Ruth Bettina Birn (born 1952) is a Canadian historian and author whose main field of research is the security forces of Nazi Germany and their role in the Holocaust. For nearly 15 years, she held a position of chief historian in the war crimes section at the Canadian Department of Justice. Birn co-authored A Nation on Trial: The Goldhagen Thesis and Historical Truth with Norman Finkelstein.

==Education and career==
Ruth Bettina Birn was born in 1952 in Stuttgart, West Germany. In 1985, she received her PhD from the Stuttgart University with the dissertation Die Höheren SS-und Polizeiführer: Himmlers Vertreter im Reich und in den besetzten Gebieten ("Higher SS and Police Leaders: Himmler's Representatives in the Reich and the Occupied Territories"), published in Düsseldorf in 1986 as a book. From 1991 to 2005, she was the chief historian at the War Crimes and Crimes Against Humanity Section of the Canadian Department of Justice.

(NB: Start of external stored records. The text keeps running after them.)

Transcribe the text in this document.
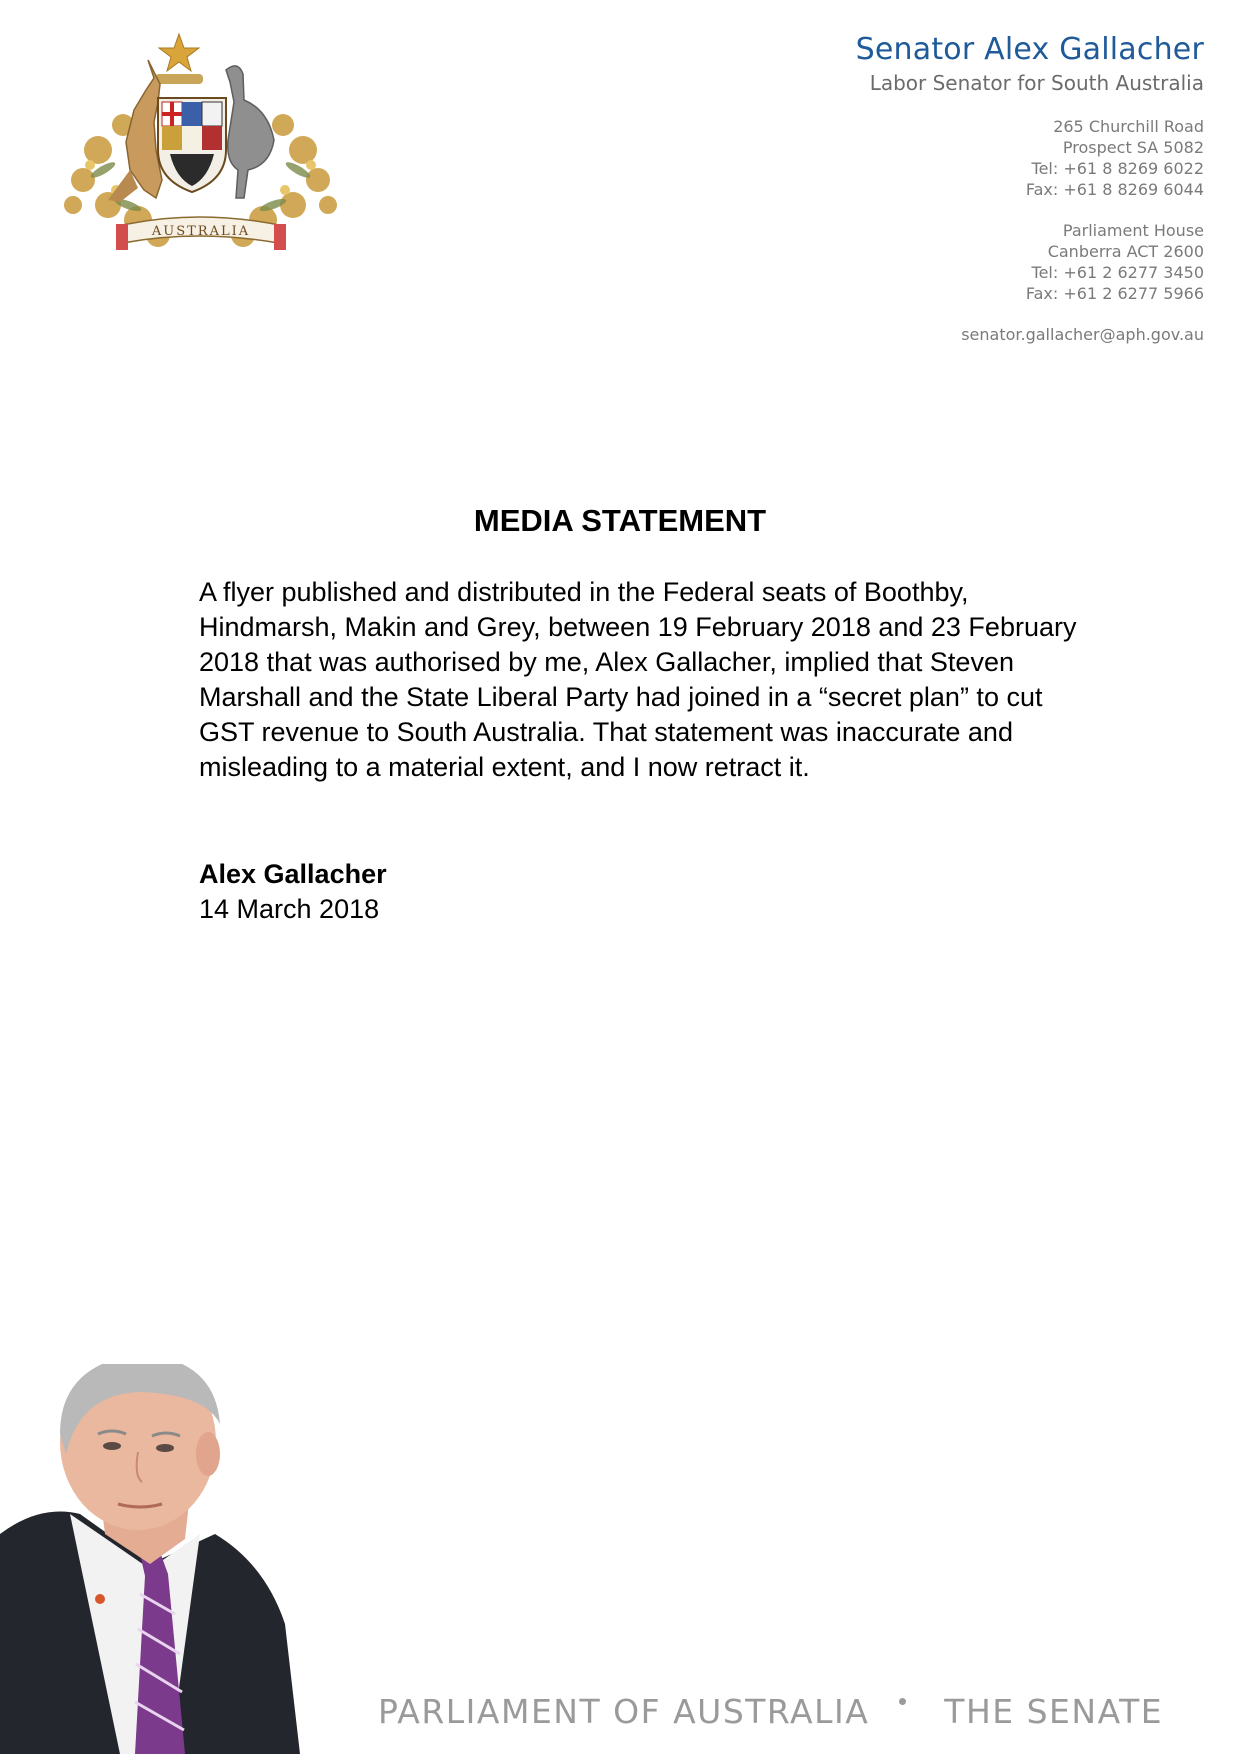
AUSTRALIA
Senator Alex Gallacher
Labor Senator for South Australia
265 Churchill Road
Prospect SA 5082
Tel: +61 8 8269 6022
Fax: +61 8 8269 6044
Parliament House
Canberra ACT 2600
Tel: +61 2 6277 3450
Fax: +61 2 6277 5966
senator.gallacher@aph.gov.au
MEDIA STATEMENT
A flyer published and distributed in the Federal seats of Boothby, Hindmarsh, Makin and Grey, between 19 February 2018 and 23 February 2018 that was authorised by me, Alex Gallacher, implied that Steven Marshall and the State Liberal Party had joined in a “secret plan” to cut GST revenue to South Australia. That statement was inaccurate and misleading to a material extent, and I now retract it.
Alex Gallacher
14 March 2018
PARLIAMENT OF AUSTRALIA THE SENATE
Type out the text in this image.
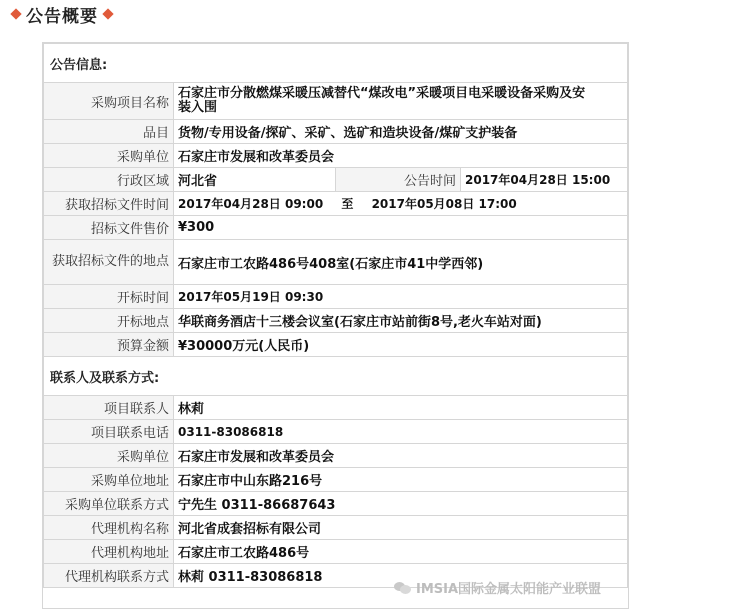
公告概要
公告信息:			
采购项目名称	石家庄市分散燃煤采暖压减替代“煤改电”采暖项目电采暖设备采购及安装入围		
品目	货物/专用设备/探矿、采矿、选矿和造块设备/煤矿支护装备		
采购单位	石家庄市发展和改革委员会		
行政区域	河北省	公告时间	2017年04月28日 15:00
获取招标文件时间	2017年04月28日 09:00 至 2017年05月08日 17:00		
招标文件售价	¥300		
获取招标文件的地点	石家庄市工农路486号408室(石家庄市41中学西邻)		
开标时间	2017年05月19日 09:30		
开标地点	华联商务酒店十三楼会议室(石家庄市站前街8号,老火车站对面)		
预算金额	¥30000万元(人民币)		
联系人及联系方式:			
项目联系人	林莉		
项目联系电话	0311-83086818		
采购单位	石家庄市发展和改革委员会		
采购单位地址	石家庄市中山东路216号		
采购单位联系方式	宁先生 0311-86687643		
代理机构名称	河北省成套招标有限公司		
代理机构地址	石家庄市工农路486号		
代理机构联系方式	林莉 0311-83086818		
IMSIA国际金属太阳能产业联盟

Birn studied the Estonian Security Police and SD, publishing a book on this topic, Die Sicherheitspolizei in Estland 1941 – 1944: Eine Studie zur Kollaboration im Osten ("The Security Police in Estonia 1941 – 1944: A Study in Collaboration in the East"). Based on hundreds of Security Police investigation files kept in the Estonian State Archives, the book analyzes the persecution policies against various victim groups: Communists, Jews, Roma, Russians, Soviet prisoners of war, and so-called asocials.

==A Nation on Trial==
Since the 1970s, Birn conducted research at the Central Office of the State Justice Administrations for the Investigation of National Socialist Crimes in Germany. She was sharply critical of the 1996 book by Daniel Goldhagen, Hitler's Willing Executioners, whom she accused of being highly selective with the materials from the Central Office in her article "Historiographical review: Revising the Holocaust", published in The Historical Journal.

Birn's essays were later published in book form as A Nation on Trial: The Goldhagen Thesis and Historical Truth. along with a critical article, "Daniel Jonah Goldhagen's 'Crazy' Thesis", by American political science professor Norman Finkelstein (first published) in the UK political journal New Left Review.

In response to their book, Goldhagen sought a retraction and apology from Birn, threatening her at one point to sue her for libel, and, according to Slate, declaring Finkelstein "a supporter of Hamas". The force of the counterattacks against Birn and Finkelstein from Goldhagen's supporters was described by Israeli journalist Tom Segev as "bordering on cultural terrorism ... The Jewish establishment has embraced Goldhagen as if he were Mr Holocaust himself ... All this is absurd, because the criticism of Goldhagen is backed up so well."

The historian Hans Mommsen describes Birn's criticism as harsh; he writes that, in an effort to refute Goldhagen's assertion that Jews and Gentiles were treated completely differently by the regime, Birn comes "close to obviously unintended apologetics". At the same time, he regrets that Goldhagen reacted to Birn's criticism by threatening her and her editor with legal action, thus choosing this route in order "to silence his academic critics".

==Selected works==
===In English===
- A Nation on Trial: The Goldhagen Thesis and Historical Truth. With Norman Finkelstein. New York: Henry Holt, 1998. ISBN 978-0-8050-5871-0.

===In German===
- Die höheren SS- und Polizeiführer: Himmlers Vertreter im Reich und in den besetzten Gebieten. Düsseldorf, 1986.
- Die Sicherheitspolizei in Estland 1941 – 1944: Eine Studie zur Kollaboration im Osten. Paderborn, 2006. ISBN 3506756141.